Change we can believe in? How about change that scares the dickens out of me? For I’m part of the Silent generation, Americans between the ages of 66 and 83 who need a map to navigate this new world. OK, not a map: a GPS. My identity can be stolen, my whereabouts tracked, my private conversations monitored. And there’s all that technology I don’t know how to manage: the DVR, features on my cell phone, having to plan my own itinerary on the internet.

But equally disconcerting for me and my generation is the change in values. Teens and young adults engage in sexting and get hooked on drugs. Children are murdered at school. Sex and violence permeate TV programming. It’s little surprise that my generation, which has witnessed such enormous change, tends to hold conservative positions on social issues and is either angry or frustrated with government (http://www.people-press.org/2011/11/03/the-generation-gap-and-the-2012-election-3/).  We fear for the future of our families, our country, and our world.

What do frightened people do? They place blame. It’s the government, It’s the schools. It’s the parents. It’s Obama’s fault. Behind the blame is a yearning for simple solutions. If we just allowed prayer in the schools.
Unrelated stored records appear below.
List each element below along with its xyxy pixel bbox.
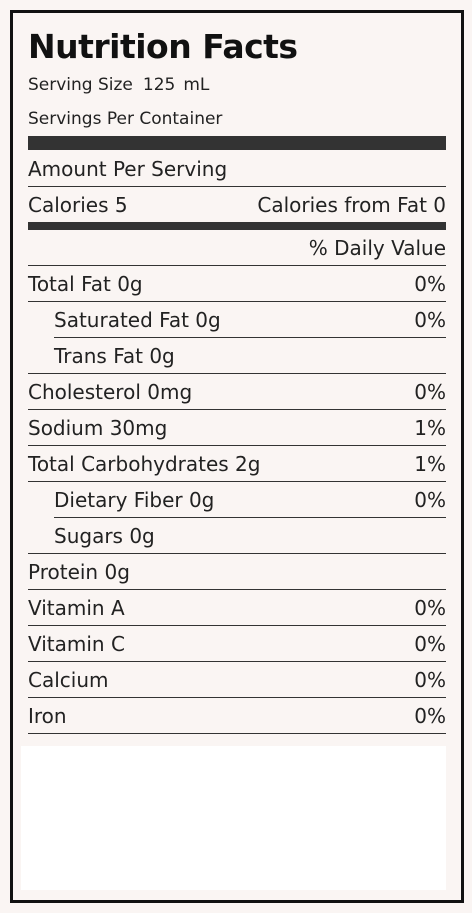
nutrient-row-trans-fat: Trans Fat 0g	[28, 338, 446, 374]
nutrient-dv: 1%	[414, 415, 446, 440]
nutrient-dv: 0%	[414, 667, 446, 692]
nutrient-label: Trans Fat 0g	[54, 343, 175, 368]
nutrient-label: Sodium 30mg	[28, 415, 168, 440]
nutrient-label: Vitamin A	[28, 595, 125, 620]
thick-divider	[28, 136, 446, 150]
servings-per-container: Servings Per Container	[28, 109, 222, 129]
nutrition-label: Nutrition Facts Serving Size 125 mL Servin…	[10, 10, 464, 903]
serving-size-label: Serving Size	[28, 75, 133, 95]
medium-divider	[28, 222, 446, 230]
nutrient-row-dietary-fiber: Dietary Fiber 0g 0%	[54, 482, 446, 518]
calories-row: Calories 5 Calories from Fat 0	[28, 187, 446, 223]
nutrient-label: Iron	[28, 703, 67, 728]
nutrient-dv: 0%	[414, 595, 446, 620]
calories: Calories 5	[28, 193, 128, 217]
serving-size-unit: mL	[183, 75, 210, 95]
nutrient-label: Cholesterol 0mg	[28, 379, 193, 404]
nutrient-dv: 0%	[414, 703, 446, 728]
amount-per-serving: Amount Per Serving	[28, 156, 228, 181]
nutrient-row-iron: Iron 0%	[28, 698, 446, 734]
blank-footer-box	[21, 746, 446, 890]
nutrient-dv: 0%	[414, 631, 446, 656]
calories-from-fat: Calories from Fat 0	[257, 193, 446, 217]
nutrient-dv: 1%	[414, 451, 446, 476]
nutrient-row-total-carbohydrates: Total Carbohydrates 2g 1%	[28, 446, 446, 482]
daily-value-header: % Daily Value	[308, 235, 446, 260]
nutrient-label: Vitamin C	[28, 631, 125, 656]
nutrient-label: Total Fat 0g	[28, 271, 143, 296]
nutrient-row-calcium: Calcium 0%	[28, 662, 446, 698]
nutrient-label: Sugars 0g	[54, 523, 155, 548]
nutrient-label: Dietary Fiber 0g	[54, 487, 215, 512]
serving-size: Serving Size 125 mL	[28, 75, 209, 95]
nutrient-label: Saturated Fat 0g	[54, 307, 221, 332]
serving-size-value: 125	[142, 75, 176, 95]
nutrient-row-vitamin-c: Vitamin C 0%	[28, 626, 446, 662]
nutrient-label: Protein 0g	[28, 559, 130, 584]
nutrient-row-cholesterol: Cholesterol 0mg 0%	[28, 374, 446, 410]
nutrient-label: Total Carbohydrates 2g	[28, 451, 261, 476]
nutrient-label: Calcium	[28, 667, 109, 692]
servings-per-container-label: Servings Per Container	[28, 109, 223, 129]
nutrient-row-protein: Protein 0g	[28, 554, 446, 590]
daily-value-header-row: % Daily Value	[28, 230, 446, 266]
nutrient-row-total-fat: Total Fat 0g 0%	[28, 266, 446, 302]
nutrient-dv: 0%	[414, 271, 446, 296]
nutrient-row-saturated-fat: Saturated Fat 0g 0%	[54, 302, 446, 338]
amount-per-serving-row: Amount Per Serving	[28, 151, 446, 187]
nutrient-row-sugars: Sugars 0g	[28, 518, 446, 554]
nutrient-dv: 0%	[414, 307, 446, 332]
nutrition-title: Nutrition Facts	[28, 27, 298, 66]
nutrient-row-vitamin-a: Vitamin A 0%	[28, 590, 446, 626]
nutrient-dv: 0%	[414, 487, 446, 512]
nutrient-row-sodium: Sodium 30mg 1%	[28, 410, 446, 446]
nutrient-dv: 0%	[414, 379, 446, 404]
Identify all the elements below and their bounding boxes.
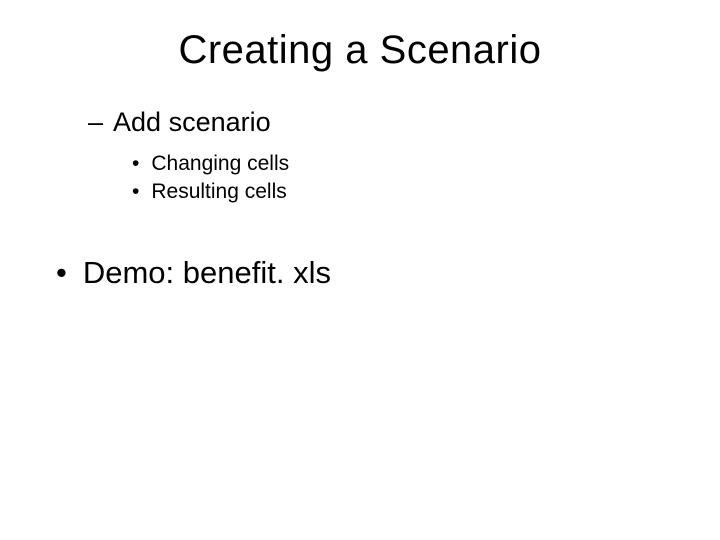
dot-bullet-icon: • xyxy=(56,253,67,293)
list-item: • Demo: benefit. xls xyxy=(56,253,680,293)
slide-container: Creating a Scenario – Add scenario • Cha… xyxy=(0,0,720,540)
slide-title: Creating a Scenario xyxy=(40,28,680,73)
list-item: • Changing cells xyxy=(132,150,680,178)
bullet-level-0: • Demo: benefit. xls xyxy=(56,253,680,293)
dot-bullet-icon: • xyxy=(132,150,139,178)
list-item-text: Resulting cells xyxy=(151,178,286,206)
bullet-level-2: • Changing cells • Resulting cells xyxy=(132,150,680,207)
list-item: – Add scenario xyxy=(88,105,680,140)
dot-bullet-icon: • xyxy=(132,178,139,206)
list-item-text: Demo: benefit. xls xyxy=(83,253,331,293)
bullet-level-1: – Add scenario xyxy=(88,105,680,140)
list-item-text: Add scenario xyxy=(113,105,271,140)
list-item-text: Changing cells xyxy=(151,150,289,178)
dash-bullet-icon: – xyxy=(88,105,103,140)
list-item: • Resulting cells xyxy=(132,178,680,206)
If young women would just say no to premarital sex. If poor people would just go out and find a job. If the government would just quit interfering.

But to stay stuck in simple solutions perpetuates stereotypes of—yes, I’ll say the words—old people as complainers. It also makes us irrelevant.
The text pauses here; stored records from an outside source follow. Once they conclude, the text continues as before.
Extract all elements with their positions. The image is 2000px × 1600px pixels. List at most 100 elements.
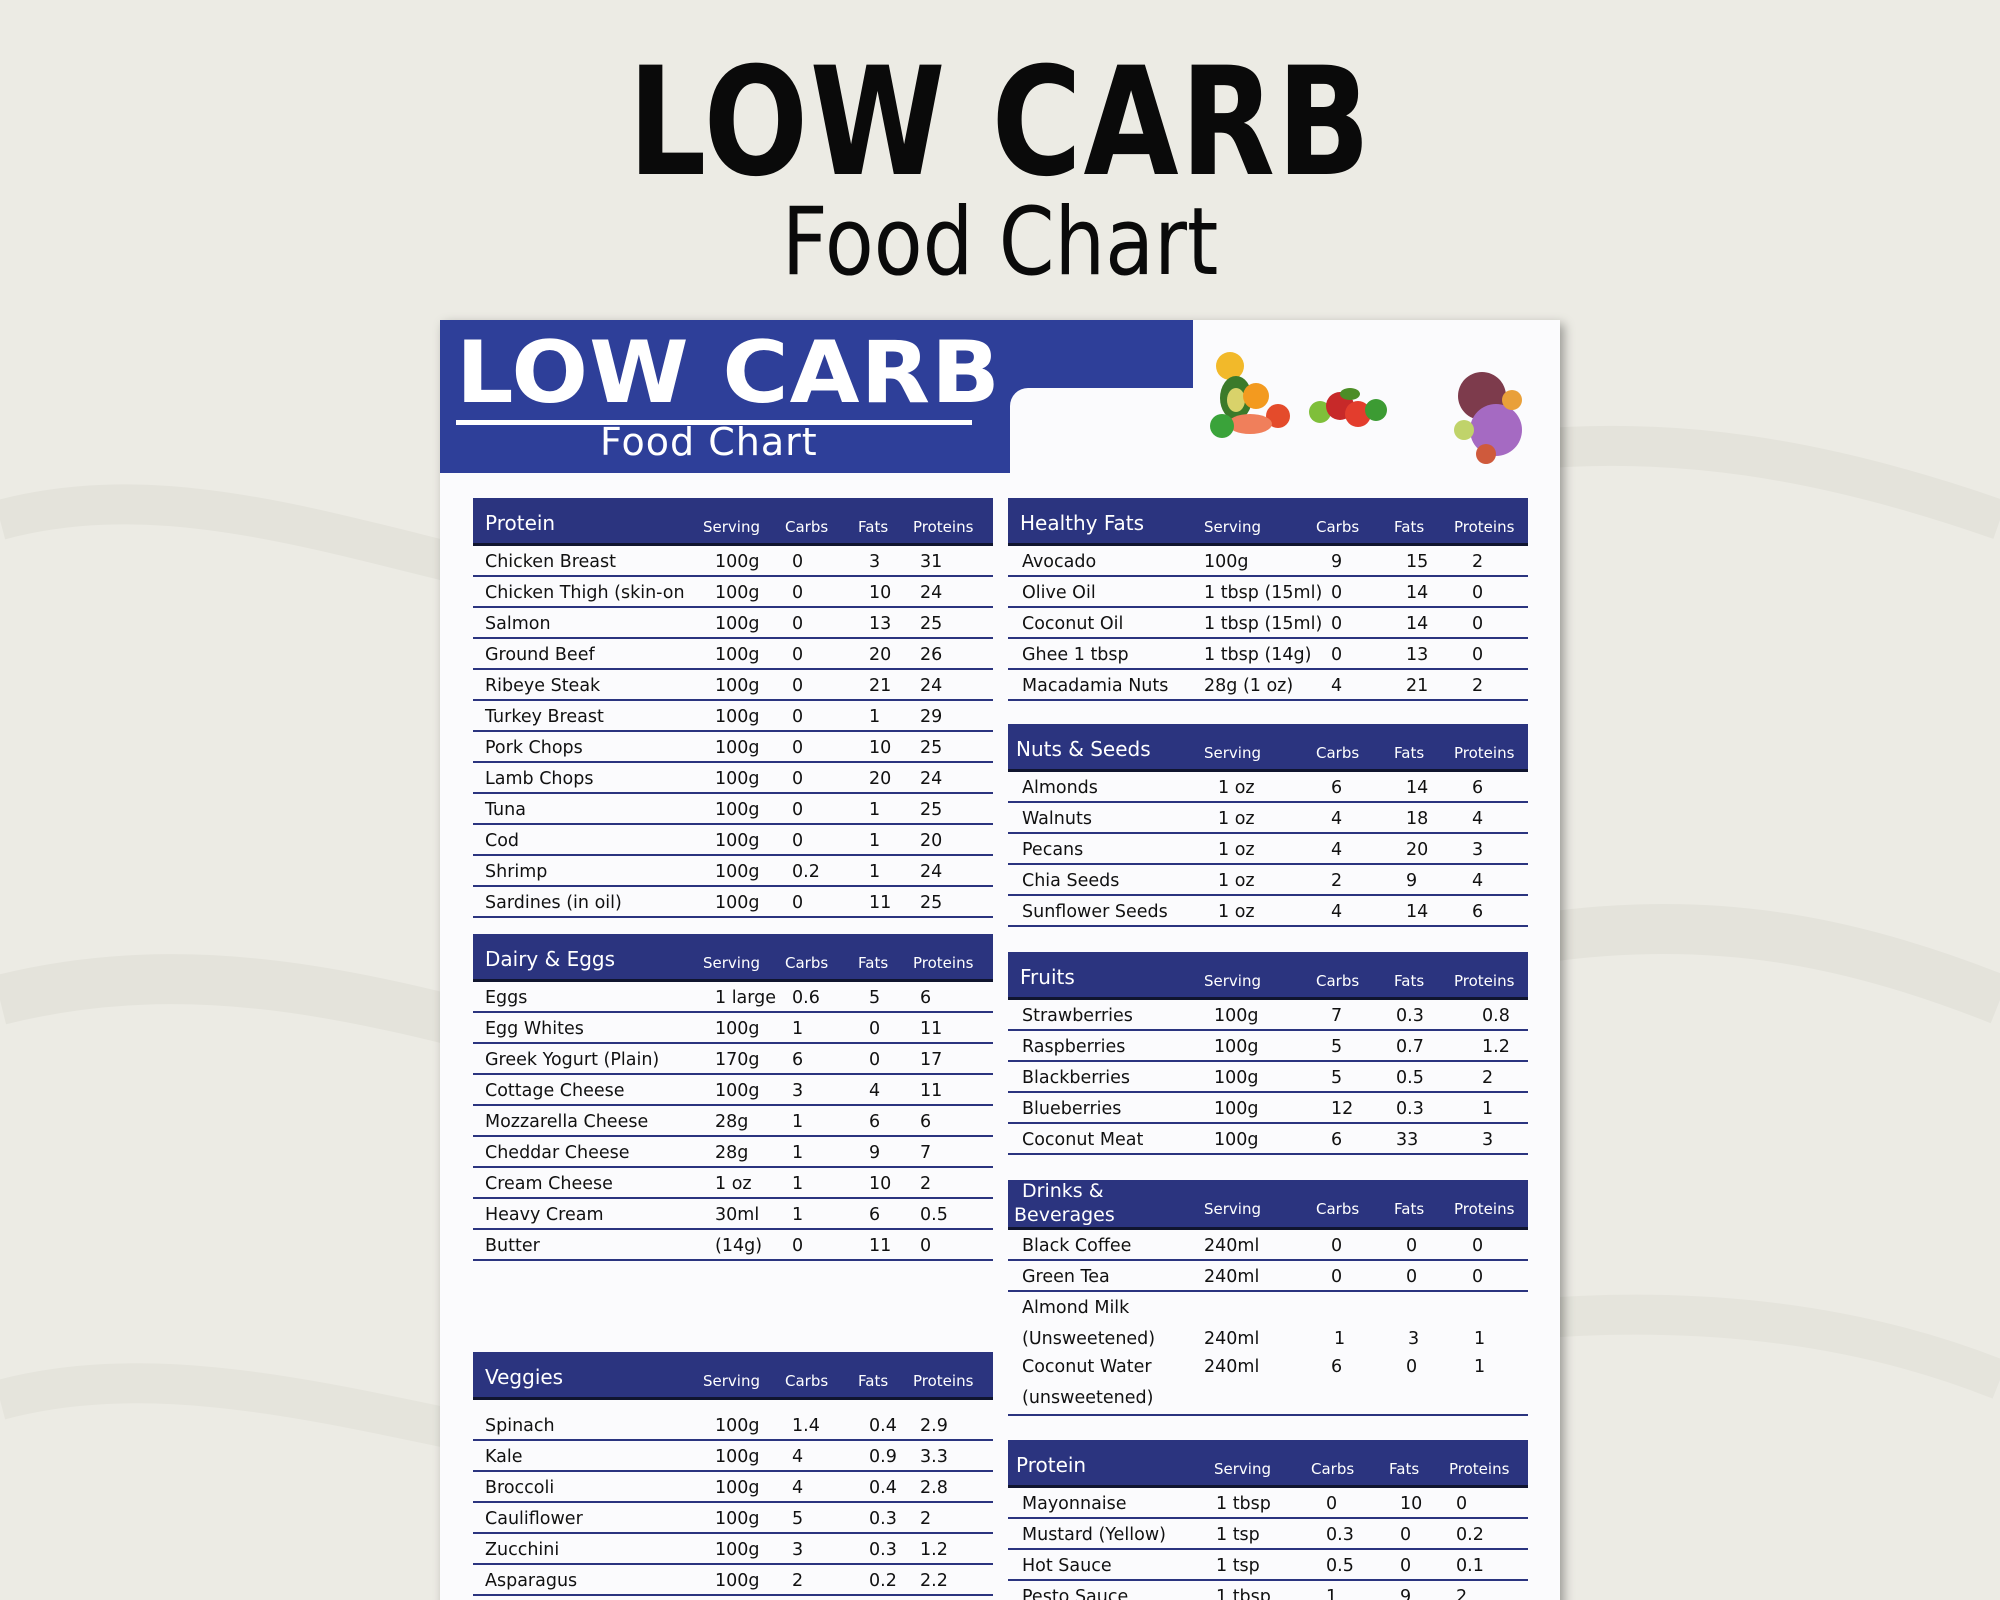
proteins: 1	[1474, 1357, 1486, 1377]
veggies-table-header: Veggies Serving Carbs Fats Proteins	[473, 1352, 993, 1400]
fats: 0	[1400, 1525, 1412, 1545]
proteins: 25	[920, 738, 943, 758]
table-row: Almonds 1 oz 6 14 6	[1008, 772, 1528, 803]
serving: 240ml	[1204, 1236, 1260, 1256]
carbs: 0	[1331, 614, 1343, 634]
food-illustration-icon	[1210, 352, 1522, 464]
protein-table-header: Protein Serving Carbs Fats Proteins	[473, 498, 993, 546]
carbs: 0	[1331, 645, 1343, 665]
column-carbs: Carbs	[1316, 744, 1360, 762]
table-row: Coconut Meat 100g 6 33 3	[1008, 1124, 1528, 1155]
serving: 1 tbsp	[1216, 1587, 1271, 1600]
carbs: 0	[792, 676, 804, 696]
food-name: Strawberries	[1022, 1006, 1133, 1026]
proteins: 25	[920, 893, 943, 913]
proteins: 3.3	[920, 1447, 948, 1467]
proteins: 2	[1482, 1068, 1494, 1088]
serving: 100g	[1214, 1130, 1259, 1150]
column-fats: Fats	[1394, 972, 1425, 990]
table-row: Chicken Breast 100g 0 3 31	[473, 546, 993, 577]
serving: 1 oz	[1218, 840, 1255, 860]
table-row: Ribeye Steak 100g 0 21 24	[473, 670, 993, 701]
serving: 170g	[715, 1050, 760, 1070]
table-row: Sunflower Seeds 1 oz 4 14 6	[1008, 896, 1528, 927]
table-row: Mozzarella Cheese 28g 1 6 6	[473, 1106, 993, 1137]
column-serving: Serving	[1214, 1460, 1271, 1478]
table-row: Cottage Cheese 100g 3 4 11	[473, 1075, 993, 1106]
table-row: Asparagus 100g 2 0.2 2.2	[473, 1565, 993, 1596]
carbs: 4	[1331, 809, 1343, 829]
food-name: Chia Seeds	[1022, 871, 1120, 891]
veggies-table: Veggies Serving Carbs Fats Proteins Spin…	[473, 1352, 993, 1600]
table-row: Macadamia Nuts 28g (1 oz) 4 21 2	[1008, 670, 1528, 701]
food-name: Coconut Water	[1022, 1357, 1152, 1377]
serving: 100g	[715, 676, 760, 696]
carbs: 5	[1331, 1037, 1343, 1057]
serving: 100g	[1214, 1068, 1259, 1088]
carbs: 4	[792, 1478, 804, 1498]
carbs: 6	[1331, 1130, 1343, 1150]
table-row: Butter (14g) 0 11 0	[473, 1230, 993, 1261]
food-name: Tuna	[485, 800, 526, 820]
proteins: 2.9	[920, 1416, 948, 1436]
serving: 100g	[715, 893, 760, 913]
fats: 10	[869, 738, 892, 758]
carbs: 1	[792, 1205, 804, 1225]
table-row: Greek Yogurt (Plain) 170g 6 0 17	[473, 1044, 993, 1075]
serving: 100g	[715, 1416, 760, 1436]
food-name: Mayonnaise	[1022, 1494, 1127, 1514]
table-row: Ghee 1 tbsp 1 tbsp (14g) 0 13 0	[1008, 639, 1528, 670]
fats: 0.3	[869, 1540, 897, 1560]
serving: 100g	[715, 645, 760, 665]
proteins: 3	[1482, 1130, 1494, 1150]
proteins: 1	[1474, 1329, 1486, 1349]
food-name: Pecans	[1022, 840, 1084, 860]
food-name: Spinach	[485, 1416, 555, 1436]
fats: 3	[869, 552, 881, 572]
food-name: Egg Whites	[485, 1019, 584, 1039]
table-row: Heavy Cream 30ml 1 6 0.5	[473, 1199, 993, 1230]
carbs: 0	[792, 707, 804, 727]
proteins: 0.2	[1456, 1525, 1484, 1545]
carbs: 12	[1331, 1099, 1354, 1119]
serving: 100g	[715, 831, 760, 851]
fats: 9	[1406, 871, 1418, 891]
table-row: Ground Beef 100g 0 20 26	[473, 639, 993, 670]
food-name: Cream Cheese	[485, 1174, 613, 1194]
fats: 0	[869, 1019, 881, 1039]
table-row: Cod 100g 0 1 20	[473, 825, 993, 856]
fats: 11	[869, 893, 892, 913]
proteins: 25	[920, 800, 943, 820]
serving: 100g	[715, 1540, 760, 1560]
serving: 1 tbsp (15ml)	[1204, 583, 1323, 603]
fats: 10	[869, 583, 892, 603]
serving: 240ml	[1204, 1267, 1260, 1287]
table-category-line2: Beverages	[1014, 1204, 1115, 1226]
proteins: 6	[1472, 902, 1484, 922]
proteins: 17	[920, 1050, 943, 1070]
carbs: 0	[792, 800, 804, 820]
serving: 1 large	[715, 988, 777, 1008]
carbs: 4	[1331, 676, 1343, 696]
carbs: 0	[792, 893, 804, 913]
proteins: 4	[1472, 809, 1484, 829]
column-fats: Fats	[858, 1372, 889, 1390]
food-name: Hot Sauce	[1022, 1556, 1112, 1576]
fats: 20	[1406, 840, 1429, 860]
column-proteins: Proteins	[913, 954, 974, 972]
serving: 240ml	[1204, 1357, 1260, 1377]
proteins: 0	[1472, 1267, 1484, 1287]
serving: 100g	[1214, 1037, 1259, 1057]
proteins: 2	[920, 1509, 932, 1529]
hero-title: LOW CARB	[627, 36, 1373, 210]
fats: 4	[869, 1081, 881, 1101]
serving: 1 oz	[715, 1174, 752, 1194]
banner-underline	[456, 420, 972, 425]
carbs: 0.2	[792, 862, 820, 882]
carbs: 0	[792, 583, 804, 603]
serving: 240ml	[1204, 1329, 1260, 1349]
table-row: Walnuts 1 oz 4 18 4	[1008, 803, 1528, 834]
table-category: Protein	[1016, 1453, 1087, 1477]
carbs: 1	[792, 1112, 804, 1132]
column-serving: Serving	[1204, 1200, 1261, 1218]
An alternative is to live in the NOW. That is, we can seek opportunities to be with people who represent our changing society: those who are younger, of a different race, ethnic group, or sexual orientation. Not to preach or speak fondly of the past, but to listen and withhold judgment. Standing with them rather than against them might just make a heap of difference.

 

An older woman looks at sex and a changing world

Sex. The subject excites us; it scares us.

Sex is everywhere. Turn on the TV, and you see people casually sleeping with a colleague, a neighbor, a stranger even. Ads for Viagra promise meaningful relationships, not necessarily with a spouse. Crime shows deal with rape and sexual abuse. Sex sells cars, shampoo—you name it.
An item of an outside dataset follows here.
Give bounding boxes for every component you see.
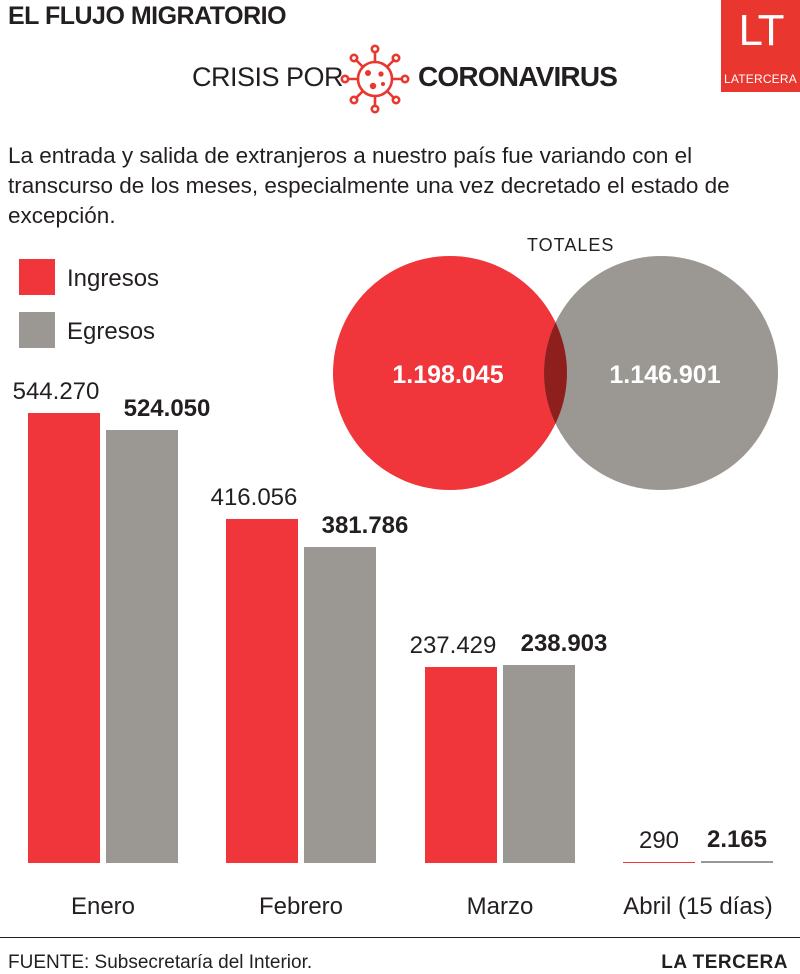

Homosexuality is no longer whispered about. People actually let it be known that they are gay. And they’re asking for equal rights under the law, even the right to marry.

Those of us who grew up in earlier eras feel out of sync with a culture so different from the one of our youth. Parents and church taught a moral code of restraint. Sex was not treated casually. Meanwhile, we forget that young people were made to feel guilty for their sexual urges (the harm eloquently portrayed in the old movie Splendor in the Grass). We also now see that homosexuals were forced to live a lie.

How do we deal with this disconnect between the values of our youth and the cultural climate of today? I’ve seen two alternatives at work.

1)     We can try to bring back the values of the past by teaching chastity and quoting the Bible. We can apply scare tactics, like condemning people to hell, warning about pregnancy, pronouncing doom for the American family (in truth, not always the harmonious, healthy environment for raising children we imagine it to be).

2)     Or we can open our hearts and minds to a morality that makes us uncomfortable. We can listen to young people talk about the sexual pressures on them. To single adults speak of their wishes for intimacy. To gays and lesbians witness to their experiences of coming to terms with their sexual orientation.

I’m reminded of the late Virginia Davidson, of Rochester, NY. In 1976, the year she turned 60, she was asked to chair the Presbyterian Church (U.S.A.) Task Force on Homosexuality and the Church. As she listened to gay and lesbian Christians, she recognized the injustice of exclusion and worked for the rest of her life to bring them into full participation in the church.

Yes, my sentiments gravitate toward the second alternative. Which doesn’t mean I condone all that goes on today. But life will not return to the way it was when I was growing up—not that I really want it to.